Robyn and members of the GPAC community have worked closely with the American Society of Plastic Surgery, and extensively with Arizona legislators and medical boards in passing an informed consent law for breast implant surgery in Robyn’s home state. Robyn shares that the GPAC team is currently working on similar legislation in many other states in America.

“We implemented legislation so patients are presented with a checklist they should go over with their doctor before deciding to have breast implants. It informs them of all the risks that we, the GPAC community, wish we would have known. It also mandates surgeons to provide patients with the breast implant patient information brochure that is available from each manufacturer. Something I never got myself but wish I had.”

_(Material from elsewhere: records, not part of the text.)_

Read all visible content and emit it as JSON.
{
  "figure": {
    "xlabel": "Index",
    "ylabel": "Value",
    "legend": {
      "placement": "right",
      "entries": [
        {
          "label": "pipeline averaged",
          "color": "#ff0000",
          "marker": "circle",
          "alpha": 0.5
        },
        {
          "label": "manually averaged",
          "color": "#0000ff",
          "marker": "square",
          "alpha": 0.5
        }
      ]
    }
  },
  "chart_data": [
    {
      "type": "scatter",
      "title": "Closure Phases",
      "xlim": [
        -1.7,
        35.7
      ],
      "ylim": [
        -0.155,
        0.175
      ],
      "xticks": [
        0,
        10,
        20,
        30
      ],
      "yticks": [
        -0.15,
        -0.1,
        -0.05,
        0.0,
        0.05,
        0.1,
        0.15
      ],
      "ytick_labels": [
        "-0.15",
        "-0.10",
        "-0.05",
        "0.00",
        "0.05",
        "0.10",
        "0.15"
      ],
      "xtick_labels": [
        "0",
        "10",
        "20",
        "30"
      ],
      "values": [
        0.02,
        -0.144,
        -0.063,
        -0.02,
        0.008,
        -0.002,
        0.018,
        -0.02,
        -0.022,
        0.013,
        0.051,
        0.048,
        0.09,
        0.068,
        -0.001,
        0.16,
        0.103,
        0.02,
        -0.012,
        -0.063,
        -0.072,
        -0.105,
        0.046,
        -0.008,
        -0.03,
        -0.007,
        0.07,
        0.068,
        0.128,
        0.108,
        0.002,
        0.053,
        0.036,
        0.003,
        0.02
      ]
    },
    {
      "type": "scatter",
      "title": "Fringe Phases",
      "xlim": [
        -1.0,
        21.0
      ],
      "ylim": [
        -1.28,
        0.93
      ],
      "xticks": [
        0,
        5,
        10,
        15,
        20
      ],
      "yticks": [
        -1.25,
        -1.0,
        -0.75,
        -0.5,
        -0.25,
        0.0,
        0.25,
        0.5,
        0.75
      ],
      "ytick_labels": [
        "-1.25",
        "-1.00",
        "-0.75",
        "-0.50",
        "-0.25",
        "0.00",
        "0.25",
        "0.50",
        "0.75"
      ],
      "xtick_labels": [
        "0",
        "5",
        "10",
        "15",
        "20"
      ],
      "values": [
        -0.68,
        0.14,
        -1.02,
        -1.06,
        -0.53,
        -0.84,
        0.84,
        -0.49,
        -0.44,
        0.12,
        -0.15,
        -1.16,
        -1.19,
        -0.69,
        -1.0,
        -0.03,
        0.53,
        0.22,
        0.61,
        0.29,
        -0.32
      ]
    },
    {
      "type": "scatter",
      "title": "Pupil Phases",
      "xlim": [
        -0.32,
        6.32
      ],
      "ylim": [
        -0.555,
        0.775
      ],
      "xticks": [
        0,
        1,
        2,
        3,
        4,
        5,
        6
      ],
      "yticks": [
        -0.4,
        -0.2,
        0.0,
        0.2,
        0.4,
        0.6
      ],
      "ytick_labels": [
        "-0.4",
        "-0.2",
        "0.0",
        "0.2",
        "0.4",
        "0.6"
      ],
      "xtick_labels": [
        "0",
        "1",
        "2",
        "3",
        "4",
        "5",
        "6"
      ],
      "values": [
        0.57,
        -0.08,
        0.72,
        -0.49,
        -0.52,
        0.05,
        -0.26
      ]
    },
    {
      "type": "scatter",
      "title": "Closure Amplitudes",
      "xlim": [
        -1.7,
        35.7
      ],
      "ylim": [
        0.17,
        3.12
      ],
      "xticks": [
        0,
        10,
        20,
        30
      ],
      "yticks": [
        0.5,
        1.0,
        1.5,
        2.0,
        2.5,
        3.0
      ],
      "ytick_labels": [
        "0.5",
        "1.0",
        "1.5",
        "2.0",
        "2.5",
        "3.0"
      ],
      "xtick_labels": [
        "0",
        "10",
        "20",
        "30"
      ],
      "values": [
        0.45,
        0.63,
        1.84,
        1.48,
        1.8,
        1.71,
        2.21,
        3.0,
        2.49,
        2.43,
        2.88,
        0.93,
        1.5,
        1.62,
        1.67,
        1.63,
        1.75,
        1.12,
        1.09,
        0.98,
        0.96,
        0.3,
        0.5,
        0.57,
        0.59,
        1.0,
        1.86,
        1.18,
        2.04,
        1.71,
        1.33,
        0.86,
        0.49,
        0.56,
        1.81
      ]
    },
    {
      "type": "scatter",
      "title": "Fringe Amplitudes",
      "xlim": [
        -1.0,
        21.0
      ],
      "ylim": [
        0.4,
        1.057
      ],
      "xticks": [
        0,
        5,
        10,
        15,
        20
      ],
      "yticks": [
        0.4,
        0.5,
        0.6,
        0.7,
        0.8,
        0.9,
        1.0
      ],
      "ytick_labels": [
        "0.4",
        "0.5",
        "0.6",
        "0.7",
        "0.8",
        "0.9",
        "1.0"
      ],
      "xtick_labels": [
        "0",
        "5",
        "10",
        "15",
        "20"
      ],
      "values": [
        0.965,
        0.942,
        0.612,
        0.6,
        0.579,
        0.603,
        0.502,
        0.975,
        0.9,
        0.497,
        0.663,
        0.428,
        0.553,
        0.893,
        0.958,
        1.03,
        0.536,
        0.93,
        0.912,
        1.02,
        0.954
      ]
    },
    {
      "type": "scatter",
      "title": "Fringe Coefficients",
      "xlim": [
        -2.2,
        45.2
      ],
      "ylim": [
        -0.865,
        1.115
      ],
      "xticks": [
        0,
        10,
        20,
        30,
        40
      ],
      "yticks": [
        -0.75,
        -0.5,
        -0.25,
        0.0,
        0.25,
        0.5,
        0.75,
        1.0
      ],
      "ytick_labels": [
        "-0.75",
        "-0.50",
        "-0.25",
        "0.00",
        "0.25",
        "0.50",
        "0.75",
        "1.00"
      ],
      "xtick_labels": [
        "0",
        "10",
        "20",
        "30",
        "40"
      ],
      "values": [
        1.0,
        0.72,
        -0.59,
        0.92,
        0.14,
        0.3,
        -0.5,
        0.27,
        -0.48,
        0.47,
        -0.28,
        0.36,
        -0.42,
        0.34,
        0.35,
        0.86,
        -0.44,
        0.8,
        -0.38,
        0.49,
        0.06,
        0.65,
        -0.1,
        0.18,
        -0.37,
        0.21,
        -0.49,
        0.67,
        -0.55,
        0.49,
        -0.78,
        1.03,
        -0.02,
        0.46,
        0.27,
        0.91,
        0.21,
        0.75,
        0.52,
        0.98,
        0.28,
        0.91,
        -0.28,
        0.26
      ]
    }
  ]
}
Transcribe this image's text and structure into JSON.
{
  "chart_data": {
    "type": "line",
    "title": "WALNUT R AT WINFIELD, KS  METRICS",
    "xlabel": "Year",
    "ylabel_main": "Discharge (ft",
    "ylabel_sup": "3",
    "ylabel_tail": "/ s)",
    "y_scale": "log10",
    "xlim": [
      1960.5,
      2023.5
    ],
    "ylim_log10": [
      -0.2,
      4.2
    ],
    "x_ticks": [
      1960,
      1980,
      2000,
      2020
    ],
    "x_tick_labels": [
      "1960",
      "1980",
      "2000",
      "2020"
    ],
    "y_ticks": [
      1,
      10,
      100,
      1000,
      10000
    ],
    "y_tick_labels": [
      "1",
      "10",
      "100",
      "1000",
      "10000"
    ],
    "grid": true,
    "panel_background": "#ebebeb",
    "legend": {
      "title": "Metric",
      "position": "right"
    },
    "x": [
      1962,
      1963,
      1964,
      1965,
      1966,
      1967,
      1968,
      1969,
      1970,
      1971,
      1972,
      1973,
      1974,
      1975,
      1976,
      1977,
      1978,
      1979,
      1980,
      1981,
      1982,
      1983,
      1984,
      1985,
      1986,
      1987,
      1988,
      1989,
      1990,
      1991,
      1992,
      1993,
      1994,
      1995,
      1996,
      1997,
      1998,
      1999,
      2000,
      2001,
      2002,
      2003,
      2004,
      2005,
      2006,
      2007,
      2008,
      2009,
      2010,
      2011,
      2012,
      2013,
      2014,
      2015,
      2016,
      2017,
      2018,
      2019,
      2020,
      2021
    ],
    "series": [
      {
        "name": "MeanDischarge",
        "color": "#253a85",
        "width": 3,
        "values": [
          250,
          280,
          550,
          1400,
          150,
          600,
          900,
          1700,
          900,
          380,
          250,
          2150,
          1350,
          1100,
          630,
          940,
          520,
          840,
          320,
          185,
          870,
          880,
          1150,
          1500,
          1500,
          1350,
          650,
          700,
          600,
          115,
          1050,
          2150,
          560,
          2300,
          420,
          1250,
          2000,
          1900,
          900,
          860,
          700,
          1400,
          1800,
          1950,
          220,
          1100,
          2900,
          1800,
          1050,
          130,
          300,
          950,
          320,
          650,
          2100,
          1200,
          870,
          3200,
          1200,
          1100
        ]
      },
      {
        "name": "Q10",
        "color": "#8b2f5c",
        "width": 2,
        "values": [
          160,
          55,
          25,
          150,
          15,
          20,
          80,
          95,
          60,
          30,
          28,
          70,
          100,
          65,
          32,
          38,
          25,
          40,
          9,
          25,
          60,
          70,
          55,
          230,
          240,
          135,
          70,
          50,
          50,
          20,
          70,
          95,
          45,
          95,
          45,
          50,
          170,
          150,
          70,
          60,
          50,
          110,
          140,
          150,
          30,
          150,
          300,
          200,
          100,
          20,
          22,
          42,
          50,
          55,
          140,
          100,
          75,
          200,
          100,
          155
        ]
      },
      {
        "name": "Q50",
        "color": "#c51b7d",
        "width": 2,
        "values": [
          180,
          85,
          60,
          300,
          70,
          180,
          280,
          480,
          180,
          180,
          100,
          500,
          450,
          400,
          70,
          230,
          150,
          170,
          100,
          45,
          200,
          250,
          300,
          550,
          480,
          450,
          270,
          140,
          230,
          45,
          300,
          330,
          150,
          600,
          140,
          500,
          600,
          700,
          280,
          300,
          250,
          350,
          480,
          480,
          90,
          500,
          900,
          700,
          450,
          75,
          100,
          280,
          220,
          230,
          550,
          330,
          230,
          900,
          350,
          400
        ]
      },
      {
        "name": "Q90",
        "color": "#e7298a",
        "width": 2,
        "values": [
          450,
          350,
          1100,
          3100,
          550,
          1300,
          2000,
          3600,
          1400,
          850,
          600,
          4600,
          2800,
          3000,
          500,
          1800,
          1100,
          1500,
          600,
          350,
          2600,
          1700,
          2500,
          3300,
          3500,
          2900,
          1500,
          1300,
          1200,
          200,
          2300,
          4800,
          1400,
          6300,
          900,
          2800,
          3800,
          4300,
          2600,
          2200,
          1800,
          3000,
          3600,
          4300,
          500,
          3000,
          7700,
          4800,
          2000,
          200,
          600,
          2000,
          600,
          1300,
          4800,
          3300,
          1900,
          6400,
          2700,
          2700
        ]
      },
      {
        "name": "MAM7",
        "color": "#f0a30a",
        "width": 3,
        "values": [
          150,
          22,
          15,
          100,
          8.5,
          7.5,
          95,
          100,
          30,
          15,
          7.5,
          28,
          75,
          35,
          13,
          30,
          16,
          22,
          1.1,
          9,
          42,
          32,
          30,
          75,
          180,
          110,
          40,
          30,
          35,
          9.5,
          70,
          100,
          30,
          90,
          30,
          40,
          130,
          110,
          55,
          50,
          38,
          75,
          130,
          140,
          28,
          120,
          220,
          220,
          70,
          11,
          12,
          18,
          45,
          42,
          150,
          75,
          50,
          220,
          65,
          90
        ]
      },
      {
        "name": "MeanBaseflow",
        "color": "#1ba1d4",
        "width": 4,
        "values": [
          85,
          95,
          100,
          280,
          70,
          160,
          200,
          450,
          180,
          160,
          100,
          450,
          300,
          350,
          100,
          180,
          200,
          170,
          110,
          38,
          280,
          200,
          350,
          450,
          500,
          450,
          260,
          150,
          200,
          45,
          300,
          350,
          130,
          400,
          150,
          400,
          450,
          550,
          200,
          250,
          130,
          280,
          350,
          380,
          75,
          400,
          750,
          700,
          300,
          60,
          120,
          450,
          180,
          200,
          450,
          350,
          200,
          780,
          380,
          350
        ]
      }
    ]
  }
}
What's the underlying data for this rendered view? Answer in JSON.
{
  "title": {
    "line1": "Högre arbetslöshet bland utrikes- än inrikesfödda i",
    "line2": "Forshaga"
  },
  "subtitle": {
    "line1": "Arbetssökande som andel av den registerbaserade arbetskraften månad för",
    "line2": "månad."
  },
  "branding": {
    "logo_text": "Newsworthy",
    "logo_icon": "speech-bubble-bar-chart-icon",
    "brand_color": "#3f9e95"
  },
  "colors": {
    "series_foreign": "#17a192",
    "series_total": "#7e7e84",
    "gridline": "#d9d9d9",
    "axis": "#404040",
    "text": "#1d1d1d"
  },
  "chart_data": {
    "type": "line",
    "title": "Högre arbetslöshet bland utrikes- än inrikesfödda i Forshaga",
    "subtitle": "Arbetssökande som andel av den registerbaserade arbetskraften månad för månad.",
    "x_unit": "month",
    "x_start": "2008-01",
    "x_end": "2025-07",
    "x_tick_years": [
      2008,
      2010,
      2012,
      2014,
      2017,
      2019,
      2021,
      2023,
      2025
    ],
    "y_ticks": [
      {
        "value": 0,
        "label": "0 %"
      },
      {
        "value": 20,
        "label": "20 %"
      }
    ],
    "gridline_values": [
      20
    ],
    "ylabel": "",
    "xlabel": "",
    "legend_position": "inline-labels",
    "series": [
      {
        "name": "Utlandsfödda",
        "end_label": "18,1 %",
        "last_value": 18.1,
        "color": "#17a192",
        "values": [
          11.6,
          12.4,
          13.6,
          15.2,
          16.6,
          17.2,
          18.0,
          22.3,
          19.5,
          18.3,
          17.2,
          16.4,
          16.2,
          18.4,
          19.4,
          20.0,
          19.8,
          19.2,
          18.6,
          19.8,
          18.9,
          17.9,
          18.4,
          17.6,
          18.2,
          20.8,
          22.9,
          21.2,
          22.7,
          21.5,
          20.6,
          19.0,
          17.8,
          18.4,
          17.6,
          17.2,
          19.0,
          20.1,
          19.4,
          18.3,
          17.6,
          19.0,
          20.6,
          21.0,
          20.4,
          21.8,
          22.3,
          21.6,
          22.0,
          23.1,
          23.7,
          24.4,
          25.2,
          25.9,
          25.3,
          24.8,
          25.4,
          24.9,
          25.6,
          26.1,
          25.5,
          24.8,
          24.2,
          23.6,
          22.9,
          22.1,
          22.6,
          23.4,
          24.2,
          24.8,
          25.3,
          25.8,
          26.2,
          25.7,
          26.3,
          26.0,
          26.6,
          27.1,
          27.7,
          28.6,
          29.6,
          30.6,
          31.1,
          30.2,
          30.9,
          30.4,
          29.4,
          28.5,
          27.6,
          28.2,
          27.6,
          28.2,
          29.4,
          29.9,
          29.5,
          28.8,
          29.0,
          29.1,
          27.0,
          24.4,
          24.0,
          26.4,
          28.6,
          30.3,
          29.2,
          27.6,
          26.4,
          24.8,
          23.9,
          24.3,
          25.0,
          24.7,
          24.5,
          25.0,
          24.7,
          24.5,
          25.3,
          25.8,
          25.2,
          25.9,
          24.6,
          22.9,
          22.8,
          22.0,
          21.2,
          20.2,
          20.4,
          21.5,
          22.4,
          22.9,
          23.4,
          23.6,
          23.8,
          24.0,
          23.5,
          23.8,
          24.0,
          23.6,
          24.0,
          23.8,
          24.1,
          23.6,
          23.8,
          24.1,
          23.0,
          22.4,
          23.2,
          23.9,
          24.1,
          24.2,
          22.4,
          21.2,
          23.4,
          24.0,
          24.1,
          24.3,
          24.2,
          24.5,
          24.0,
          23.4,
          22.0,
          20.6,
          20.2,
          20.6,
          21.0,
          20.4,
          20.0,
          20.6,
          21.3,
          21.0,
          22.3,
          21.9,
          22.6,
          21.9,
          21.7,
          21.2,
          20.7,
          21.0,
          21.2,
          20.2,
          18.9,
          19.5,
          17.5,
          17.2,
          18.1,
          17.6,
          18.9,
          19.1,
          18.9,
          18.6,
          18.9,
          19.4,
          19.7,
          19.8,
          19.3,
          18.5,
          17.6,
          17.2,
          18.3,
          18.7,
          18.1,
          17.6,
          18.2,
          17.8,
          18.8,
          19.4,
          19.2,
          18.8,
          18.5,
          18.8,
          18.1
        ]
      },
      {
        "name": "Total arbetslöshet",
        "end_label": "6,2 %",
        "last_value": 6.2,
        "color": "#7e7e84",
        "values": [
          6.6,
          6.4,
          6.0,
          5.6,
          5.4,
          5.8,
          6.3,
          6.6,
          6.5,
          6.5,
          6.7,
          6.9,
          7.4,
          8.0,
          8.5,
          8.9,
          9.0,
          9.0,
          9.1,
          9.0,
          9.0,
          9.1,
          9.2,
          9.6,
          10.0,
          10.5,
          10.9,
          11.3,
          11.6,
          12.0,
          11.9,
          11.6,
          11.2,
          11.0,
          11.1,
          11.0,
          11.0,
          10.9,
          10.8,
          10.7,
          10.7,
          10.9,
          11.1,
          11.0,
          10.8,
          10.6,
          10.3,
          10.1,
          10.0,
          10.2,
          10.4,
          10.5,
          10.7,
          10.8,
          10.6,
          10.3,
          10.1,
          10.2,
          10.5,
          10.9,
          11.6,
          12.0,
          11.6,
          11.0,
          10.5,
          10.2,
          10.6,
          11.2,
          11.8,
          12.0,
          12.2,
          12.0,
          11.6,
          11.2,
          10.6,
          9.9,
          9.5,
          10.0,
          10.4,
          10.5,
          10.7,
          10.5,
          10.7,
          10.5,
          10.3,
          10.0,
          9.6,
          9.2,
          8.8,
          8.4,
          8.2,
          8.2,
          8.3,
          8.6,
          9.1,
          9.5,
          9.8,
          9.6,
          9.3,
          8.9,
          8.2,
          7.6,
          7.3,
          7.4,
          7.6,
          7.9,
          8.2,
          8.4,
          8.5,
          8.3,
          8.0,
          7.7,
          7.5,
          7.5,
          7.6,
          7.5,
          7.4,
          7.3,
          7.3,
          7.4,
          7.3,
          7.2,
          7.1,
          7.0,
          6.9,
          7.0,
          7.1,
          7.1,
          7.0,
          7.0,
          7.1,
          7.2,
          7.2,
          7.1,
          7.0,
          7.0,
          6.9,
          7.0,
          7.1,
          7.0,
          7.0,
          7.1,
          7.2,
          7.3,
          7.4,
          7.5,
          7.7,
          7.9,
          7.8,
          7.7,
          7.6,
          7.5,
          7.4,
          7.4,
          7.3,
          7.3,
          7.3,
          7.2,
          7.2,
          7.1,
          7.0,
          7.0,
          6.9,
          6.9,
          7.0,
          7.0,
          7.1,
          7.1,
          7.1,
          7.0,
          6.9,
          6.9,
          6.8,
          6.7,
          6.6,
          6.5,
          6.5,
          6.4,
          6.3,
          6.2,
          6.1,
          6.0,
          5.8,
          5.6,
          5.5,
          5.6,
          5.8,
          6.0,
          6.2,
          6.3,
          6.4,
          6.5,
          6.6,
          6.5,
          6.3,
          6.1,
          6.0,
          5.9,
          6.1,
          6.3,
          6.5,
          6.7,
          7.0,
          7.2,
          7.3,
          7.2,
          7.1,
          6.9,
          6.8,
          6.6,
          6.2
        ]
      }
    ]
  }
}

According to Robyn, the FDA had pre-market approval agreements with implant manufacturers that they should provide their brochure to every patient. However, according to a survey conducted by Robyn, which received over 5,000 responses, 84% did not receive the patient information brochure before getting breast implants. The survey also revealed that 84% felt they were not given enough time and information to make an informed decision.

96.1% of survey respondents felt that they did not understand all the risks, maintenance and complications associated with breast implants before having the reconstruction.

Looking to the future: resolving unmet needs and ensuring women have a choice

Robyn says she would like to see breast implant manufacturers take more responsibility for the physical, emotional and financial burden they have caused for countless women internationally. “I know women that have seen up to 50 doctors and specialists running all sorts of tests—bloodwork, CAT scans and MRIs. They have spent thousands of dollars of their own money trying to find an answer for their symptoms. It shouldn’t be like that. The manufacturers should have some customer service and offer financial compensation to cover medical bills and take care of the patients that are experiencing adverse events from these breast implants.”

Robyn wants to continue to drive the narrative on breast implant safety by having more advocates and medical professionals from around the world coming together to accelerate change. She would like to see a patient-centred approach, together with better collaboration between state policy markers: “I think real change happens when you get all the parties and stakeholders sitting at the same table talking about the problem.”

Robyn is excited about how the GPAC is collaborating globally to improve how medical professionals approach breast cancer patients with the options around breast reconstruction. “I want people to have options, to feel they have a choice—a choice to stay FLAT. They need to be better educated on breast implants so they can make an informed decision that is right for them.”

“This is a global women’s health crisis, and I am committed to improving the standard of care for breast cancer patients everywhere.”

* Breast implant illness is the term term given to the set of symptoms thought to be caused by breast implants.